Link to article at PubMed

Cureus. 2022 Feb 28;14(2):e22691. doi: 10.7759/cureus.22691. eCollection 2022 Feb.


BACKGROUND: ​​​​​​Heart failure (HF) remains one of the leading causes of death in the United States. While many large-scale studies show a positive relationship between cardiovascular mortality and body mass index (BMI), several studies have also observed lower mortality rates among obese HF patients. Therefore, we sought to assess the impact of BMI on in-hospital outcomes in patients admitted with HF.

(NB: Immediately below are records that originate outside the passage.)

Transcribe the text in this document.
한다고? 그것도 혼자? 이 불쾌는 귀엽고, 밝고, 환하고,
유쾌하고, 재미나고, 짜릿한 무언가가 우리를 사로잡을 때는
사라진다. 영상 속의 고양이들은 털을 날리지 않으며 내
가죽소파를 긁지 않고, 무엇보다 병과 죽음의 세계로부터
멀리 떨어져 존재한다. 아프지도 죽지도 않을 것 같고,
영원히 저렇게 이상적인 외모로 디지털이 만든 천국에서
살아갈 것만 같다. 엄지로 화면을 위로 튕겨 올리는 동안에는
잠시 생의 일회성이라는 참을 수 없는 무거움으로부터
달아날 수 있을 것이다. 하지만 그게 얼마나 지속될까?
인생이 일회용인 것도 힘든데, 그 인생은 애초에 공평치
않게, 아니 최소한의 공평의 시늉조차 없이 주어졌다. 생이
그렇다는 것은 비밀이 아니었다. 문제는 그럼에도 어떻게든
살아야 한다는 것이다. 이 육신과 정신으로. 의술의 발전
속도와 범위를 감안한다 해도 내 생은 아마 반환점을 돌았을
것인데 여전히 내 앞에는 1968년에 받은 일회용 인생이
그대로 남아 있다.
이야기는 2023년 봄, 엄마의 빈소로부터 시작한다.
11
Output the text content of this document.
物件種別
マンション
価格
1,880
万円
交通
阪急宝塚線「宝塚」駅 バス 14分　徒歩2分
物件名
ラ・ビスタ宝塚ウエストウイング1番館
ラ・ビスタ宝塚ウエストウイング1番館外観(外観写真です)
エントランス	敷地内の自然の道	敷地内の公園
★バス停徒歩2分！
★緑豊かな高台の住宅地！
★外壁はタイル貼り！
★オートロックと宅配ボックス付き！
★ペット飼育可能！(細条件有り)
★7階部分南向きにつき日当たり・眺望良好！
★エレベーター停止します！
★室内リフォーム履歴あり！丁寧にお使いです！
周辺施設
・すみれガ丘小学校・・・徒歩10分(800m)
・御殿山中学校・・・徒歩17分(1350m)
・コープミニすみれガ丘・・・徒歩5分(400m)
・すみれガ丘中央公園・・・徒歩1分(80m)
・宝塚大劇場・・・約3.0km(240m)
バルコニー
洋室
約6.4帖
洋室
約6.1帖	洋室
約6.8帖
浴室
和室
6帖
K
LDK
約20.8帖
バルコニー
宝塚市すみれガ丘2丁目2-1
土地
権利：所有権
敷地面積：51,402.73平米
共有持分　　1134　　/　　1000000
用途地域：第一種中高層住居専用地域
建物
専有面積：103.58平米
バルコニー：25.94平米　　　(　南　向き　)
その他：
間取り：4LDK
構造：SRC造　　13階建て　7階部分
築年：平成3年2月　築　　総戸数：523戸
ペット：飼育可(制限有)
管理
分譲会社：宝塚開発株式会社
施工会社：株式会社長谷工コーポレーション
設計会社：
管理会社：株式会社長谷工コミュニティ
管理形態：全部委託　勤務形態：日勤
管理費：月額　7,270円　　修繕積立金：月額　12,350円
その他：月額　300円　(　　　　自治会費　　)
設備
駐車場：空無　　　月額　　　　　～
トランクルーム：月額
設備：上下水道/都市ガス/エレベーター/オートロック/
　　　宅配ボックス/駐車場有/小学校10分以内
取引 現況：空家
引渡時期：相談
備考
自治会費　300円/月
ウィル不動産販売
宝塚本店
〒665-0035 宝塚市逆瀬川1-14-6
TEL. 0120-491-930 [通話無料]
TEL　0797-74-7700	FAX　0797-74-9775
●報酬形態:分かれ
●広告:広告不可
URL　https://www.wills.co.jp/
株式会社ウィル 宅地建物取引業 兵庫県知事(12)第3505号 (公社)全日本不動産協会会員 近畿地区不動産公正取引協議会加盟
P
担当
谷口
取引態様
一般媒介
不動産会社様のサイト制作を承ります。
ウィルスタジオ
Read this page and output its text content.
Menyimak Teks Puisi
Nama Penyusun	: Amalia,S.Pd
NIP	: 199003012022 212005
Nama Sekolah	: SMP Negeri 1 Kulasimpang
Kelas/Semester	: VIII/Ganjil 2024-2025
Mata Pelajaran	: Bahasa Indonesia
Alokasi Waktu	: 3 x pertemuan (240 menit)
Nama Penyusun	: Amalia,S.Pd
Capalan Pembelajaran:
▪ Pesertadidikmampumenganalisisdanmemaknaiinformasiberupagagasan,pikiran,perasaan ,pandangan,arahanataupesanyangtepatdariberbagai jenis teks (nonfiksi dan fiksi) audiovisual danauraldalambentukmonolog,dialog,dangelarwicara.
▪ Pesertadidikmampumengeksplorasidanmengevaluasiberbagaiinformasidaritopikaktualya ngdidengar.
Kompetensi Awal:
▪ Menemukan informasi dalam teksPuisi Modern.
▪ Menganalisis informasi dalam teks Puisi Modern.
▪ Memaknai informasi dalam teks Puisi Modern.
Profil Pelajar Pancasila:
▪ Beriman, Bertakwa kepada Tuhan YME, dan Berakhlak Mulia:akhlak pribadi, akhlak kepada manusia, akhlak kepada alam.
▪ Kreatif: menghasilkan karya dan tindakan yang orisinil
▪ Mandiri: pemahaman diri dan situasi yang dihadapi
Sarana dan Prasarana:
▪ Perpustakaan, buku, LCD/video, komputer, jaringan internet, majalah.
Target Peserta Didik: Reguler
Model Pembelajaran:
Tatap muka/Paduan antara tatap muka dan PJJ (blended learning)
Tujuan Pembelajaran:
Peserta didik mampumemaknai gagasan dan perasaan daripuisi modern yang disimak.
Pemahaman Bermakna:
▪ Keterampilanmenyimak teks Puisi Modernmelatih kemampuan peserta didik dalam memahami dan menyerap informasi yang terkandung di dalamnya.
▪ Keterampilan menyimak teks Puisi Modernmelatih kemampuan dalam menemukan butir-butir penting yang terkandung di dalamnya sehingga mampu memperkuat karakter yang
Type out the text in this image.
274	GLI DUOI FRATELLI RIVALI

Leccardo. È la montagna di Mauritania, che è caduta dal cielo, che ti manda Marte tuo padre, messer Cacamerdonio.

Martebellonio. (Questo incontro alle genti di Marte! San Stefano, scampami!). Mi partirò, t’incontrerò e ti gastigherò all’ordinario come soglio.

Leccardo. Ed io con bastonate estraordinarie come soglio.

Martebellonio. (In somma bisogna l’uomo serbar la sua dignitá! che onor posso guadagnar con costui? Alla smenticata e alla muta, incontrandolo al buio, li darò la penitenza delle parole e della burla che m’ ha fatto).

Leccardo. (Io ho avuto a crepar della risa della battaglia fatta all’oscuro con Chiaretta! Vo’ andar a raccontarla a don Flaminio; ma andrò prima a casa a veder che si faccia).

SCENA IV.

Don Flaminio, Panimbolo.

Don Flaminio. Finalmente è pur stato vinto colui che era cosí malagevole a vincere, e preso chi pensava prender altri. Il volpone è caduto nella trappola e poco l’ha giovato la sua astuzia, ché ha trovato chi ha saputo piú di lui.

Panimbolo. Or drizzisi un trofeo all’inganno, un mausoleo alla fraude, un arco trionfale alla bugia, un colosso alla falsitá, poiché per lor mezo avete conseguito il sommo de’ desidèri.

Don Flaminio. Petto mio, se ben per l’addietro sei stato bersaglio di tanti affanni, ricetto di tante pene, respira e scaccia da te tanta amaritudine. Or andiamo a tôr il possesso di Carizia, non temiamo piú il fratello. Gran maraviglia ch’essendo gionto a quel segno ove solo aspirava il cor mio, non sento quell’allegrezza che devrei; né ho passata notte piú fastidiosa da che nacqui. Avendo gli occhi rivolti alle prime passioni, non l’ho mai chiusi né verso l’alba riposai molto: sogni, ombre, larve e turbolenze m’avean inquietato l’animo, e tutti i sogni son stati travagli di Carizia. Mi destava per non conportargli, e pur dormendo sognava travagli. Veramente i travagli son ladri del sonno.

METHODS: Patients hospitalized with congestive heart failure (CHF) diagnosis between 2005 and 2014 were identified from the US National Inpatient Sample database using the International Classification of Diseases, Ninth Revision, Clinical Modification diagnostic and procedural codes. The sample was divided into three groups based on their BMI. In-hospital outcomes were assessed in different groups and sub-groups.

RESULTS: We identified 8,674,190 patients admitted with a primary diagnosis of HF, out of which 1.8% had BMI between 30 and 39.9 kg/m2 and 3.7% had BMI >40 kg/m2. In-hospital mortality was reported in 5.6% of patients with BMI <30 kg/m2, compared to 2.3% in those with BMI 30-39.9 kg/m2 and 3.1% in the group with BMI >40 kg/m2. After adjusting for various confounders, in-hospital mortality was lower in those with BMI 30-39.9 kg/m2 than those with BMI <30 kg/m2 (OR 0.56; CI 0.51-0.62). Similarly, in-hospital mortality was lower in those with BMI >40 kg/m2 than those with BMI <30 (OR 0.87; CI 0.81-0.92).

CONCLUSION: Even though this study supports the findings of previous smaller studies illustrating the existence of the "obesity paradox" in HF hospitalizations, the pathogenesis behind this paradoxical effect is still unclear.